Inman v. State

65 Ark. 508 | Ark. | 1898

Hughes, J.

The appellant was indicted for and convicted of the crime of carnal abuse of a female under the age of sixteen lyears> and appealed to this court. The indictment charges that the said George Inman, on the 1st day of June, 1896, in the county, district and state aforesaid, unlawfully and feloniously did make an assault on one Daisy Wise, a female child under the age of puberty, to-wit: of the age of fourteen years, and her, the said Daisy Wise, unlawfully and feloniously did carnally know and abuse, against the peace and dignity of the state of Arkansas.”
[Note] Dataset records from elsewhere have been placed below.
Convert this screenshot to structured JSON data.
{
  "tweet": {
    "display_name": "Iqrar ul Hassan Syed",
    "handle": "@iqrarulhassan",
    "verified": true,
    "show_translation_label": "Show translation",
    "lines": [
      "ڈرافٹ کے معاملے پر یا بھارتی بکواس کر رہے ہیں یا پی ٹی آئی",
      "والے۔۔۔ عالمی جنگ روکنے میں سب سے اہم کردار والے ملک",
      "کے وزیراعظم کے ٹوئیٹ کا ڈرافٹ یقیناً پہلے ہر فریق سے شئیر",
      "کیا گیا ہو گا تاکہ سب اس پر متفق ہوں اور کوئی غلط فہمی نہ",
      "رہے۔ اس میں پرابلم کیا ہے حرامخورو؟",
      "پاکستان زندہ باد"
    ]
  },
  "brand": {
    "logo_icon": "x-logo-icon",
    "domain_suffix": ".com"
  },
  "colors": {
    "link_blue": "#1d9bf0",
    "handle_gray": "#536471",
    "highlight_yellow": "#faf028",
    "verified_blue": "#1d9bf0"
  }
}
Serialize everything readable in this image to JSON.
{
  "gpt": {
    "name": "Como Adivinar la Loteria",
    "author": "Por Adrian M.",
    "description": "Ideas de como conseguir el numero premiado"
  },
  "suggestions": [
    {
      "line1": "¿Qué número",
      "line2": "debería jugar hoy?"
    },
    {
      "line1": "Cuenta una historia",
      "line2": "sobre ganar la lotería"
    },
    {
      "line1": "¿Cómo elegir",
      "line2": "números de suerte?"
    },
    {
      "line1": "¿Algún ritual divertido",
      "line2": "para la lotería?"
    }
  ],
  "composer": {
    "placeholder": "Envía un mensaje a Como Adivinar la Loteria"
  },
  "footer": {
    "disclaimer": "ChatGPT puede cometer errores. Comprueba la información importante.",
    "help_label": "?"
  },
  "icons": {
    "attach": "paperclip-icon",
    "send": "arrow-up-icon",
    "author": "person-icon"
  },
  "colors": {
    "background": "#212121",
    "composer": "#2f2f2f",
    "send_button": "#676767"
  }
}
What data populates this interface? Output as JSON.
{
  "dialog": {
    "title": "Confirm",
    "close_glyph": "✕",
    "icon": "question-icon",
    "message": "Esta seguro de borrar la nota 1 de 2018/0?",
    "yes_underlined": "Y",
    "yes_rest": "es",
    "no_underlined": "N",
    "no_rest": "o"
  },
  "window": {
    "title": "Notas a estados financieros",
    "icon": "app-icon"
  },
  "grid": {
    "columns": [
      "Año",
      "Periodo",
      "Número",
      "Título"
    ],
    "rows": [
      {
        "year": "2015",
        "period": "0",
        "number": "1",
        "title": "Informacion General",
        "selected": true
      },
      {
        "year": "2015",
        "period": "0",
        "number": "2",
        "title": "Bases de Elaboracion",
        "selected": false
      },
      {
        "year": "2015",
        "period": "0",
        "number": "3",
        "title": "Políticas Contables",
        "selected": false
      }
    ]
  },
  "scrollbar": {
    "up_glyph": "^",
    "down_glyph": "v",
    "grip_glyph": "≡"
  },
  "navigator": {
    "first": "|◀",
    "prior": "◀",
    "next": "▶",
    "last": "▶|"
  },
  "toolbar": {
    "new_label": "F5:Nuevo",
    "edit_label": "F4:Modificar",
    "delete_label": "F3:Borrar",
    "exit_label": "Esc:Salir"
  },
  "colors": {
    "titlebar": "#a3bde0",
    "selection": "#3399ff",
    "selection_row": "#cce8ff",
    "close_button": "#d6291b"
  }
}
Though the indictment is in a form not to be approved, it sufficiently charges the offense to have been committed upon a female under the age of sixteen years, as it charges that it was committed upon a female child under the age of fourteen years. But it is contended that this indictment was framed under section 1571 of Mansfield’s Digest, which was the act of December 17, 1838, which is digested in Mansfield’s Digest as follows: “Sec. 1571. Every person convicted of carnally knowing or abusing unlawfully any female child under the age of puberty shall be imprisoned in the penitentiary for a period not less than five nor more than twenty-one years.” It is contended that this statute is still in force, and was not repealed by the act of April 1, 1893, which is as follows (as found in Sandels & Hill’s' Digest): “Sec. 1865. Every person convicted of carnally knowing or abusing unlawfully any female person under the age of sixteen years shall be imprisoned in the penitentiary for a period not less than five nor more than twenty-one years.” It appears that the latter act covers the entire subject-matter of the former, making the act committed the same offense, and affixing the same punishment, using the same language, except that the “age of sixteen years,” is substituted for the “age of puberty.” The rule of construction is that where a later act of the legislature covers the entire ground of the subject-matter of a former act, and it was evidently intended as a substitute for the former, the prior act will be repealed by the later, though there may be no express words to that effect. Pulaski County v. Downer, 10 Ark. 589; Blackwell v. State, 45 Ark. 92, and cases; Wood v. State, 47 Ark. 488. There is no error in the judgment of the court that the act of 1893 (Sand. & H. Dig., § 1865) repealed the act of 1838 (Mansf. Dig., § 1571), and that it governs the case.

It is contended that there was error in permitting the divorced wife of the appellant to testify against him. The offense was committed before the marriage, which had been dissolved by a decree of divorce before the wife testified as a witness. She was not his wife when the offense was committed, and had been divorced when she testified. She did not testify to any facts or communications that came to her knowledge or which were received by her by virtue of or while the marriage relation existed. A divorced wife is incompetent to testify against her husband only as to such facts as come to her, and such communications as are made to her by the husband, while the marriage relation existed. As to facts that do not come to her knowledge while the marriage relation exists, she is a competent witness against her husband. Toovey v. Baxter, 59 Mo. App. 470; French v. Ware, 65 Vt. 344; People v. Marble, 38 Mich. 117. Our statute (Sandels & Hill’s Digest, § 2916, subdivision fourth), provides: “The following persons shall be incompetent to testify * * * Hus - band and wife for or against each other, or concerning any communication made by one to tbe other during tbe marriage, whether called as a witness while that relation subsists or afterwards, but either shall be allowed to testify for the other in regard to any business transacted by the one for the other in the capacity of agent.” While the marriage relation exists, husband and wife are, under this statute, incompetent to testify for or against each other; and after that relation ceases they are incompetent to testify for or against each other as to such communications as were made by one to the other during the marital relation; but, as to such facts as did not come to them while that relation existed, they are competent witnesses for or against each other after that relation ceases. Woolley v. Turner, 13 Ind. 253; 29 Am. & Eng. Enc. Law, 628; Sand. & H. Dig., § 2916, subdiv. 4. The wife can testify to any injury to her person, either before or after marriage, and while the marriage relation, exists. 1 Greenl. Ev. § 343. -

We think it is clear from the evidence that the defendant was guilty.

Finding no reversible error, the judgment is affirmed.